During fiscal 1Q17, Monsanto (MON) experienced an expansion in its operating margins as compared to fiscal 1Q16. The company reported operating income or EBIT (earnings before interest and tax, calculated by using gross income minus operating expenses) of $247 million, which rose from -$272 million in fiscal 1Q16.
The company’s 9% EBIT margin in fiscal 1Q17 was better than its -12% one year previously.
Why EBIT margins improved?
The improvement in YoY (year-over-year) sales certainly trickled down to the operating income, but the company was also able to improve its cost metrics. SG&A (selling, general, and administrative) costs as a percentage of sales contracted from 24% in 1Q16 to 22% or $585 million in 1Q17. R&D (research and development) expenses fell from 16% in 1Q16 to 14%, or $370 million, in 1Q17 as a percentage of sales.

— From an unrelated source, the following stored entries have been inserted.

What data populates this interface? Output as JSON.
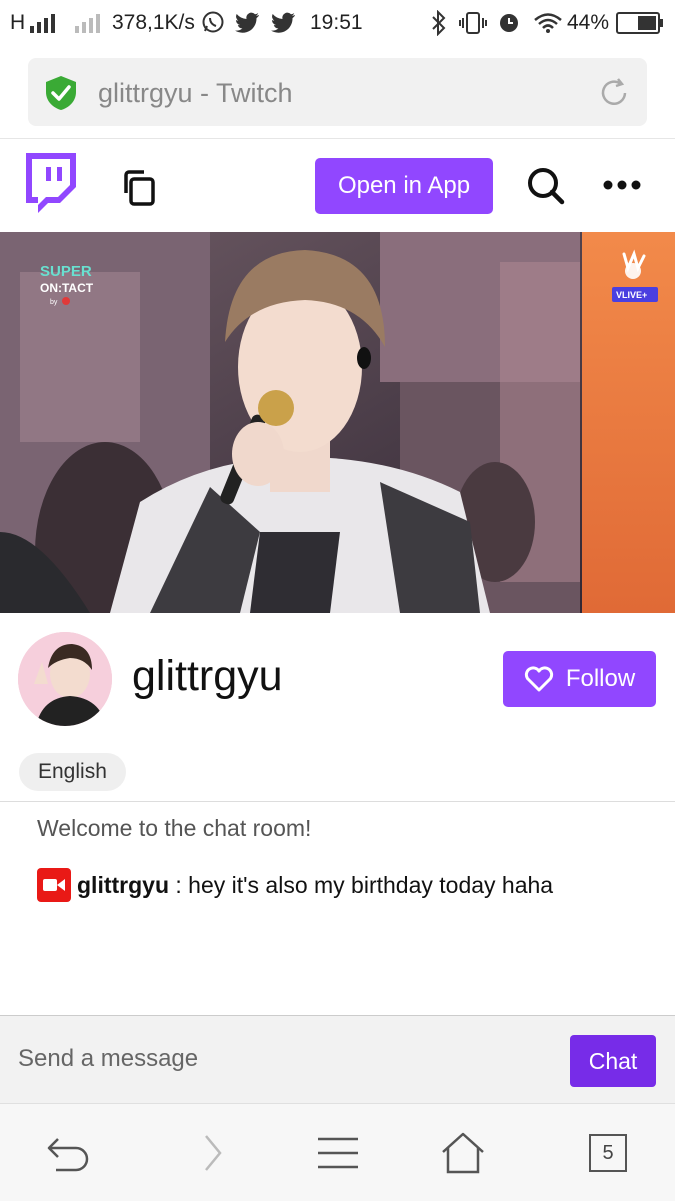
{
  "status_bar": {
    "network": "H",
    "speed": "378,1K/s",
    "time": "19:51",
    "battery": "44%"
  },
  "browser": {
    "url_text": "glittrgyu - Twitch",
    "tabs_count": "5"
  },
  "header": {
    "open_app_label": "Open in App"
  },
  "video": {
    "overlay_left_line1": "SUPER",
    "overlay_left_line2": "ON:TACT",
    "overlay_left_by": "by",
    "overlay_right_label": "VLIVE+"
  },
  "channel": {
    "name": "glittrgyu",
    "follow_label": "Follow",
    "language": "English"
  },
  "chat": {
    "welcome": "Welcome to the chat room!",
    "messages": [
      {
        "user": "glittrgyu",
        "separator": " : ",
        "text": "hey it's also my birthday today haha"
      }
    ],
    "input_placeholder": "Send a message",
    "send_label": "Chat"
  },
  "colors": {
    "twitch_purple": "#9147ff",
    "chat_button": "#772ce8",
    "secure_shield": "#3aaa35",
    "broadcaster_badge": "#e91916"
  }
}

The company noted that reduced restructuring expenses offset expenses related to the transaction costs with Bayer, giving a lift to operating margins during the quarter.
The company also stated that fluctuation in exchange rates in relation to business in South America impacted the company’s margins negatively. We should note that currency fluctuations are not limited to Monsanto but also affect companies (NANR) like Syngenta (SYT), FMC Corporation (FMC), and PotashCorp (POT).